鳥の羽を模したような紋章は首筋から頬までのもののはずだった。しかし今は紋章は上半身に渡って描かれていた。
「この世界が陽桜の力を抑えられなくなっている・・・・・・と主は言っていたが」
「そうなのか?」
とトールが問い返すのでアーサーはローキックで返した。
「いってー! 何すんだ!」
「俺はお前と漫才をしたいわけではない。主の話はちゃんと記憶しろ」
「あーはいはい。で? そういうもんなのか?」
「……そうだ。そもそも今回の陽桜の「強化」の狙いはそこにある。わからなかったか? 陽桜がアゾットを使っている最中、まれに目が銀に輝いていたのを」
そう言われ、トールは戦闘の記録をさらってみる。すると、程なくしてアゾットに炎を纏わせて肉薄してくる陽桜の目はうっすら白銀に染まっていた。
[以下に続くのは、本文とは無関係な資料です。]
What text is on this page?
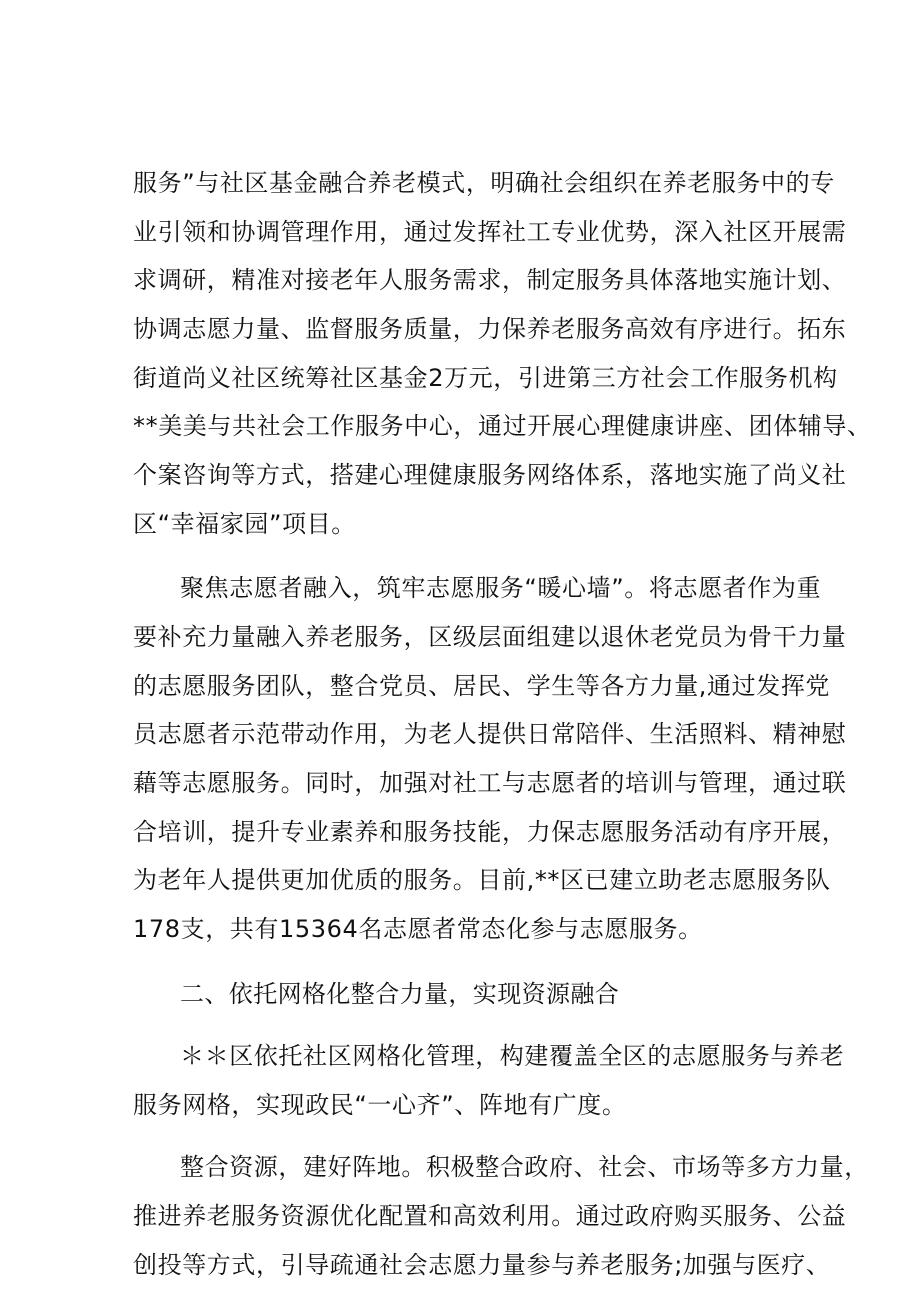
服务”与社区基金融合养老模式，明确社会组织在养老服务中的专
业引领和协调管理作用，通过发挥社工专业优势，深入社区开展需
求调研，精准对接老年人服务需求，制定服务具体落地实施计划、
协调志愿力量、监督服务质量，力保养老服务高效有序进行。拓东
街道尚义社区统筹社区基金2万元，引进第三方社会工作服务机构
**美美与共社会工作服务中心，通过开展心理健康讲座、团体辅导、
个案咨询等方式，搭建心理健康服务网络体系，落地实施了尚义社
区“幸福家园”项目。
聚焦志愿者融入，筑牢志愿服务“暖心墙”。将志愿者作为重
要补充力量融入养老服务，区级层面组建以退休老党员为骨干力量
的志愿服务团队，整合党员、居民、学生等各方力量,通过发挥党
员志愿者示范带动作用，为老人提供日常陪伴、生活照料、精神慰
藉等志愿服务。同时，加强对社工与志愿者的培训与管理，通过联
合培训，提升专业素养和服务技能，力保志愿服务活动有序开展，
为老年人提供更加优质的服务。目前,**区已建立助老志愿服务队
178支，共有15364名志愿者常态化参与志愿服务。
二、依托网格化整合力量，实现资源融合
＊＊区依托社区网格化管理，构建覆盖全区的志愿服务与养老
服务网格，实现政民“一心齐”、阵地有广度。
整合资源，建好阵地。积极整合政府、社会、市场等多方力量，
推进养老服务资源优化配置和高效利用。通过政府购买服务、公益
创投等方式，引导疏通社会志愿力量参与养老服务;加强与医疗、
「あー、うん、確かにそうだな。って事はアゾットが馴染んでるのか」
「少なくとも主として認識しているようではあるな。使いこなすには陽桜の意思はもちろん、『鞘』がなくてはならないが。つまり、この体の紋章はここの人間ではないものを拒絶し、この世界の鋳型にはめるために広がったものだ。だがそれもいつまでも続くものではないだろう。遠からず陽桜は「この世界のものではなく、どの世界にもいいないもの」となるな」
ふむふむ、となにやらトールは納得しているようであるが、どこまで理解しているかは微妙だ。
そんな相棒を蔑むように見ていると、ふとトールが思いついたようにアーサーに問うた。
「じゃ、影楼は? あいつは自分(ヒーロー)に対する依存が滅法強くて自分(ヒーロー)の首を絞めてるようなもんだろ」
「影楼は放っておけば平気だ。ここまで教えれば後は自分のものにしていくだろう。そもそも戦闘に関する資質で言えば影楼の方が上だしな。センスや工夫としては陽桜が上だがな」
うーむむむ、と首を傾げ、トールは更に疑問を放つ。
「常々思うんだがよー、あいつら自分自身って割にかーなーりー不理解だよな」
「ああ、それは仕方あるまい」
アーサーは、陽桜の髪を一房手慰みに弄りながら答えた。